Mehrere in Tempelhof tätige Fluggesellschaften haben ihre Forderung nach Erhaltung des Berliner Zentralflughafens erneuert. Gestern haben die Cirrus Airlines auf der Strecke nach Saarbrücken einen neuen, größeren Jet eingeführt. Ebenso wie dba und Germania bekräftigte sie ihr Angebot, den City-Airport in eigener Regie zu übernehmen. Die belgischen SN Brussels Airlines forderten erneut, Tempelhof mindestens bis zur Eröffnung des neuen Flughafens BBI in Schönefeld offen zu halten. Bezüglich der Schließungsabsicht gebe es „keine Positionsänderung“, sagte dagegen eine Sprecherin von Stadtentwicklungssenatorin Ingeborg Junge- Reyer (SPD).

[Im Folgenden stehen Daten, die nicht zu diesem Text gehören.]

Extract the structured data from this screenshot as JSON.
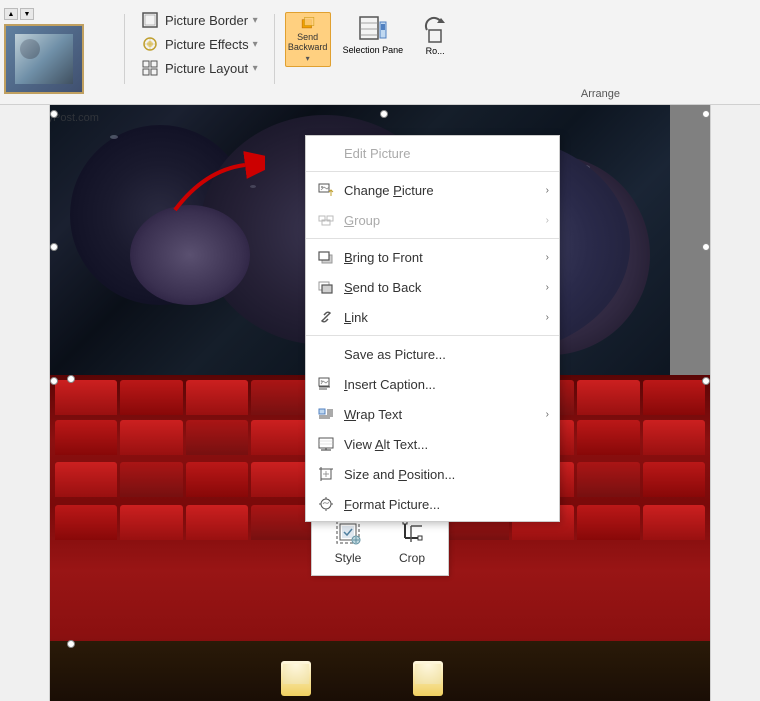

Was das Angebot zur Übernahme von Tempelhof betrifft, bleibe man „im Boot“, sagte Marketing-Chefin Ingrid Jung. Germania-Geschäftsführer Wolfgang Vieweg verwies auf das vor einigen Wochen schriftlich erneuerte Angebot, auf das man wieder keine Reaktion des Senats erhalten habe. Germania hatte kürzlich die Mehrheitsanteile an der Fluggesellschaft dba erworben, die ihrerseits das Streckennetz von Germania Express übernahm. Zum 2. Mai wird die Köln/Bonn-Verbindung mit dem Beamten-Shuttle von Tegel nach Tempelhof verlagert und von sechs auf acht tägliche Flugpaare erhöht. Für den City-Airport bedeutet das einen deutlichen Passagierzuwachs.

In einem Brief an Junge-Reyer hat der Deutschlanddirektor der SN Brussels Airlines, Daniel Norman, das Festhalten des Senats an den Schließungsplänen kritisiert. Er forderte die Senatorin auf, den Standort Tempelhof „nicht weiter runterzureden“. Man erwarte von verantwortungsvollen Politikern, „die berechtigten Interessen der vor Ort ansässigen Unternehmen zumindest nicht zu torpedieren“. Der Zentralflughafen dürfte, wenn überhaupt, nicht vor der für 2010 vorgesehenen BBI-Eröffnung geschlossen werden.

Mit dem gestern von Cirrus Airlines vorgestellten Regionaljet Embraer 170 wird die Flugzeit nach Saarbrücken von 90 Minuten auf eine knappe Stunde reduziert. Gleichzeitig bietet das extrem leise Flugzeug 26 Sitze mehr als die bisher eingesetzten Propellermaschinen. In der Einführungsphase sind rund 60 Prozent der Tickets für 184 oder 222 Euro zu haben.